The R-enantiomer smells of spearmint whereas the S-enantiomer smells of caraway. This phenomenon occurs because the receptors in our nose that register smell are chiral as well, hence will send different signals to our brain when they bind to different chiral molecules. This is why drugs are usually prescribed as a single enantiomer.
Using an enantioselective catalyst, a greater quantity of a single enantiomer will be produced as the enantioselective catalyst provides a lower energy pathway to a single enantiomer. Enantioselective catalysts are often organocatalyst ie catalysts which are derived from natural products.
Strychnine is an infamous poison. Taking just 5mg will kill an adult. It is also the most complex molecule for its size by containing five stereocentres. Strychnine is an alkaloid. Other members of its family of molecules show promising anti-cancer properties but there are insufficient quantities available. Mr Gammack is working towards a divergent synthesis (one molecule that can be changed into many other molecules quickly and easily) in order to meet the supply/demand for these alkaloids.
He first drew up a retrosynthesis of the reaction he proposed to do. He started with the chemical structure common to all alkaloids and removed functional groups, eventually ending up with a simple molecule. When planning the forward reaction, he highlighted the key step would have an enantioselective catalyst. Using computational studies, he has found a catalyst which causes the enantiomer produced to be 24.6kJ/mol lower in energy. This large energy difference explains the enantioselectivity.
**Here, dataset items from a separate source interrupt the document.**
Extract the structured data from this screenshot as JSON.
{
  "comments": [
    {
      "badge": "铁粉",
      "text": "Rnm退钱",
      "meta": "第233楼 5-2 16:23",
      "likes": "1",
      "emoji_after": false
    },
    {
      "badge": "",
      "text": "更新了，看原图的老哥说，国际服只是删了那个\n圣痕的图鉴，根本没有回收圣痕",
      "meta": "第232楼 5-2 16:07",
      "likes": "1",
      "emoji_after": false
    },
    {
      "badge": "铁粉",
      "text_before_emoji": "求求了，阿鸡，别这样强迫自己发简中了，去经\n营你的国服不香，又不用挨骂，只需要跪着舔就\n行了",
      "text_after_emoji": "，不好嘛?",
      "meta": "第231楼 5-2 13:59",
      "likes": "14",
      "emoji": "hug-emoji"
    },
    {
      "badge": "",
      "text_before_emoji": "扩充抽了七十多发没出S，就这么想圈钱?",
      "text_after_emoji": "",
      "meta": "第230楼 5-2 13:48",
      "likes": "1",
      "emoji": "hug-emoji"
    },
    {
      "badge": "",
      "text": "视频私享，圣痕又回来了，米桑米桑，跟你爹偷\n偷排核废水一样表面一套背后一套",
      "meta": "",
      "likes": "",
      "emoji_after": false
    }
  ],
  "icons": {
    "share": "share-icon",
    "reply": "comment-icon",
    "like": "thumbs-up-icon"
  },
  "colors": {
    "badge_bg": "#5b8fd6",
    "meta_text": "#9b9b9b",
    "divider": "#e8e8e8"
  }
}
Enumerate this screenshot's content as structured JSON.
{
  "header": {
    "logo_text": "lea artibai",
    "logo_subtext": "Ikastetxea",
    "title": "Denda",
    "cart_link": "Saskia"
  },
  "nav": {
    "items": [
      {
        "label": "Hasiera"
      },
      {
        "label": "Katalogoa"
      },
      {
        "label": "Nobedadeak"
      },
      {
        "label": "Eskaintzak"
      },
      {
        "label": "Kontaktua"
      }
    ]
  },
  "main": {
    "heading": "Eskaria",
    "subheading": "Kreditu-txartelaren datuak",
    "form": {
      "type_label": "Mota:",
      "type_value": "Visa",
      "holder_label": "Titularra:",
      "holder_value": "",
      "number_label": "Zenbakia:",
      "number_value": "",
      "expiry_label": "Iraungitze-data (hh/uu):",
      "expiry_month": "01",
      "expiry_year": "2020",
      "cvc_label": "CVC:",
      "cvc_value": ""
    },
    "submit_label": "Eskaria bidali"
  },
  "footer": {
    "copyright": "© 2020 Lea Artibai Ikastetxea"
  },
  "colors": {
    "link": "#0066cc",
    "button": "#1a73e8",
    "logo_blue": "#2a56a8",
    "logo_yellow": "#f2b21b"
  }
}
Currently he is at a point in the synthesis where his yield in one of the steps is 42%. This is too low to make it a viable reaction to synthesise these alkaloids so is currently reviewing this stage. The molecules that are made at each step are tested against cancer cell lines. This is done to see if any compounds generated during the synthesis have the anti-cancer properties similar to the alkaloids he is working produce.
The Society thanked Mr Gammack, of the University of Oxford, for a most stimulating and clear lecture.